Fonte: Portaria MTE nº 1.419/2024
Por que o peso cai sobre quem lidera pela primeira vez
Quem está estreando na gestão de pessoas já carrega uma lista grande de aprendizados. Dar feedback, organizar prioridades, mediar conflitos, sustentar a própria autoridade sem ainda ter repertório para isso. A NR-1 acrescenta mais uma camada: perceber sinais de sofrimento na equipe e saber o que fazer com eles.
O motivo é simples. A liderança direta é quem está mais perto do dia a dia do time. É quem define prazos, distribui demandas, decide como um feedback é dado e como um erro é tratado. Cada uma dessas decisões pode reduzir ou ampliar um risco psicossocial, mesmo sem intenção.
70%
É o quanto o gestor direto responde pela variação no nível de engajamento de um time, segundo a Gallup. Não é cultura organizacional. Não é política de benefícios. É a pessoa que lidera no dia a dia.
Fonte: Gallup Business Journal
Quando esse dado é levado a sério, fica mais claro por que a NR-1 olha para a liderança de perto. Não porque o gestor seja o único responsável pela saúde mental da equipe, mas porque ele está no centro das decisões que mais influenciam esse resultado.
O que muda no dia a dia de quem lidera
Clareza acima de tudo. Ambiguidade sobre prioridades e metas é um dos fatores psicossociais mais comuns em qualquer time. Quando a pessoa não sabe o que se espera dela, a ansiedade cresce, mesmo sem sobrecarga real de trabalho. Definir com clareza o que precisa ser entregue, e por quê, já reduz esse risco.
1:1s regulares, não apenas cobranças. Conversas individuais frequentes dão espaço para que o líder perceba mudanças de comportamento antes que elas se tornem um problema maior. O objetivo não é vigiar. É manter um canal aberto.
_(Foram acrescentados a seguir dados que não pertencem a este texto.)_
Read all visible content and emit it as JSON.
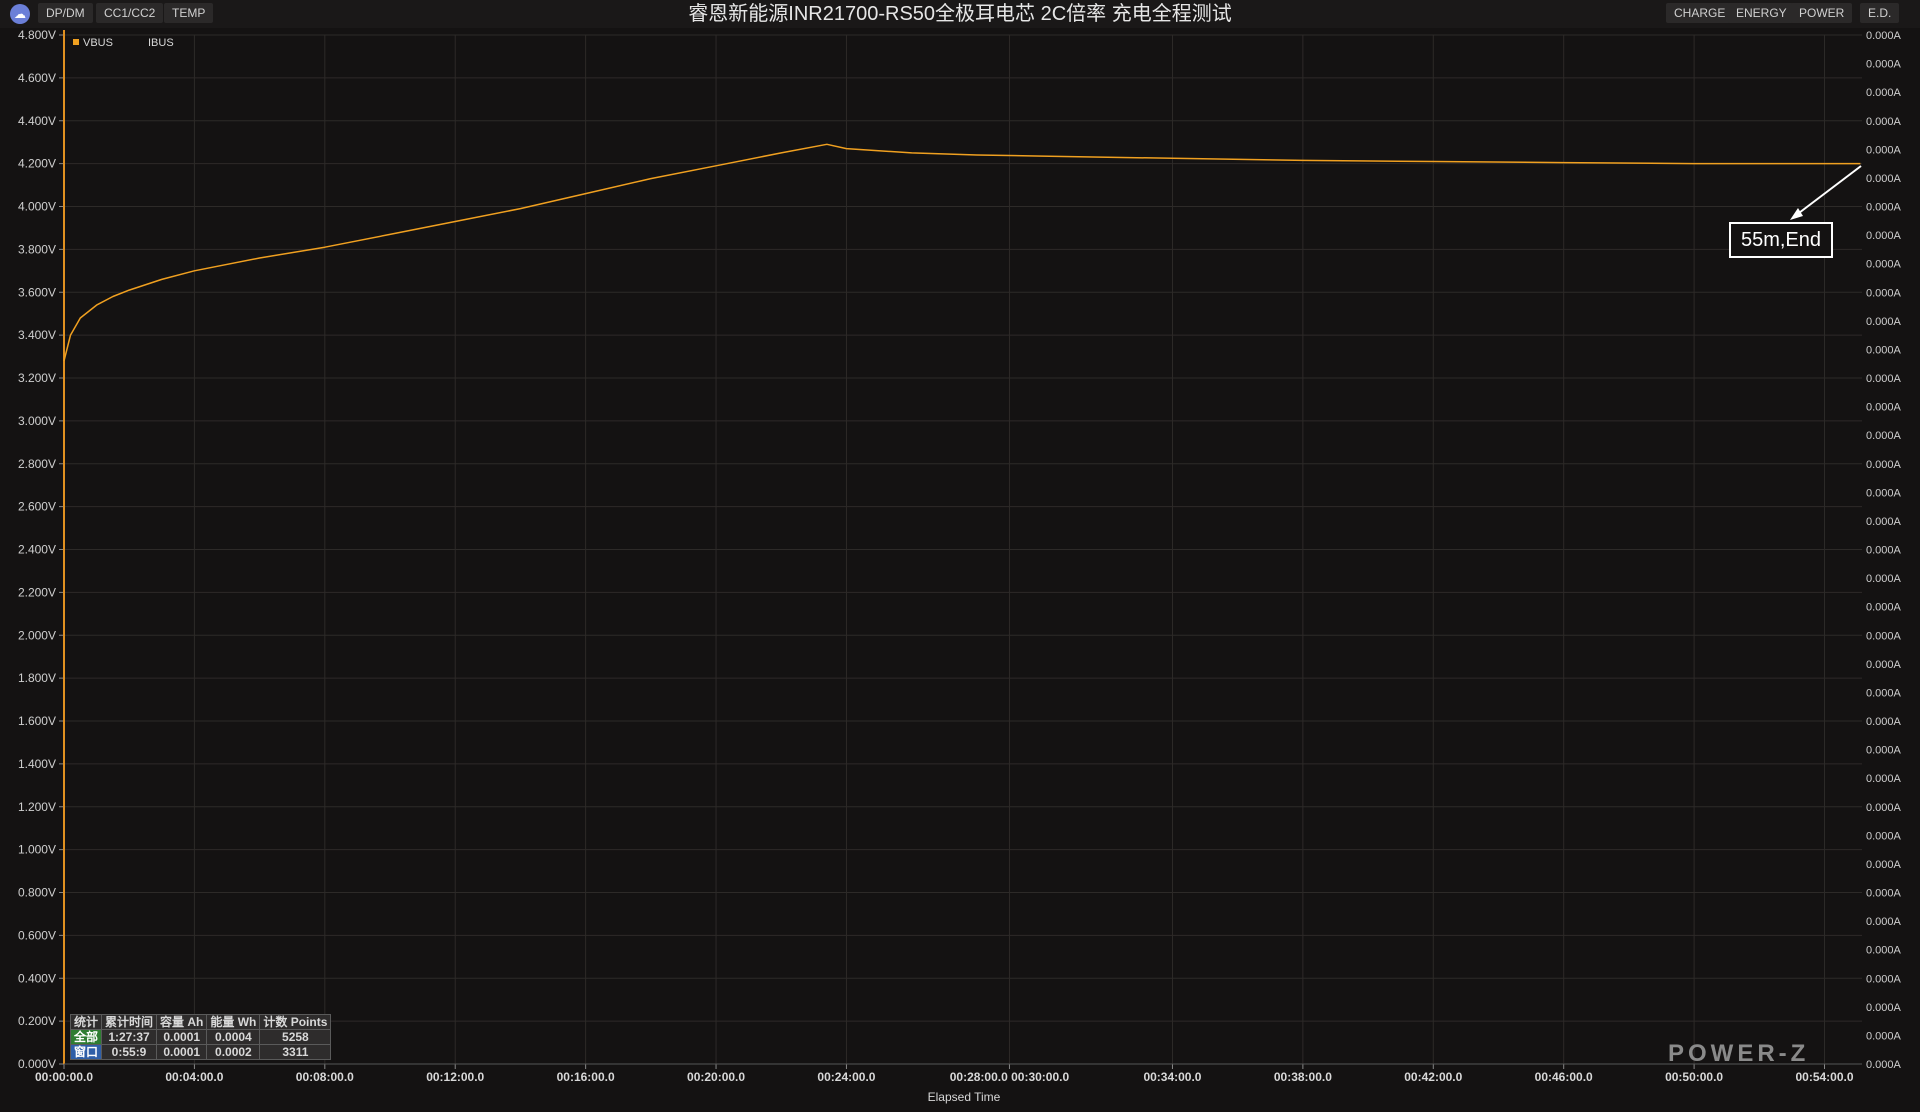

Observar sem diagnosticar. Isolamento, queda de desempenho, irritabilidade fora do padrão da pessoa, essas são mudanças que merecem atenção. Perceber isso não exige formação em saúde mental. Exige presença e constância.
Saber para onde encaminhar. Identificar um sinal é só a primeira parte. O líder de primeira viagem também precisa saber, com clareza, quais canais a empresa oferece (RH, programa de apoio ao colaborador, saúde ocupacional) para encaminhar a pessoa com segurança.
A armadilha mais comum: virar terapeuta do time
Existe um risco real de sobrecarregar o gestor com uma expectativa que não é dele. Observar sinais de sofrimento e encaminhar para o canal certo é papel da liderança. Diagnosticar, tratar ou resolver sozinho o sofrimento de alguém, não é.
Um líder de primeira viagem que tenta assumir esse papel corre dois riscos ao mesmo tempo. Se afasta da própria função, que é organizar o trabalho e desenvolver pessoas, e ainda assim não oferece o suporte adequado, porque isso exige formação que ele não tem. O caminho mais seguro é claro: observar, acolher a conversa inicial e encaminhar para quem tem preparo técnico para seguir com o cuidado.
Checklist prático para o líder de primeira viagem
Revisar se as metas e prioridades da equipe estão claras, por escrito, e não só combinadas verbalmente
Manter 1:1s com frequência definida, mesmo quando “está tudo bem”
Registrar, de forma simples, mudanças de comportamento relevantes observadas na equipe
Conhecer os canais internos de apoio ao colaborador e como fazer o encaminhamento
Evitar naturalizar sobrecarga recorrente como sinal de “time engajado”
Tratar erros com correção direta, sem exposição pública
O papel do RH nessa virada
Preparar a liderança para essa nova camada de responsabilidade não é tarefa que a empresa pode deixar para depois. O RH tem papel central na capacitação, mas a adequação à NR-1 não é pauta exclusiva do RH. Ela envolve também Segurança do Trabalho, jurídico e a operação, porque muitos riscos psicossociais nascem da forma como o trabalho é organizado, não apenas de políticas de bem-estar.
Empresa que não prepara seus líderes de primeira viagem para essa responsabilidade fica exposta em duas frentes ao mesmo tempo: na fiscalização do MTE e no contencioso trabalhista, onde a ausência de um PGR atualizado já tem sido usada como evidência de negligência do empregador.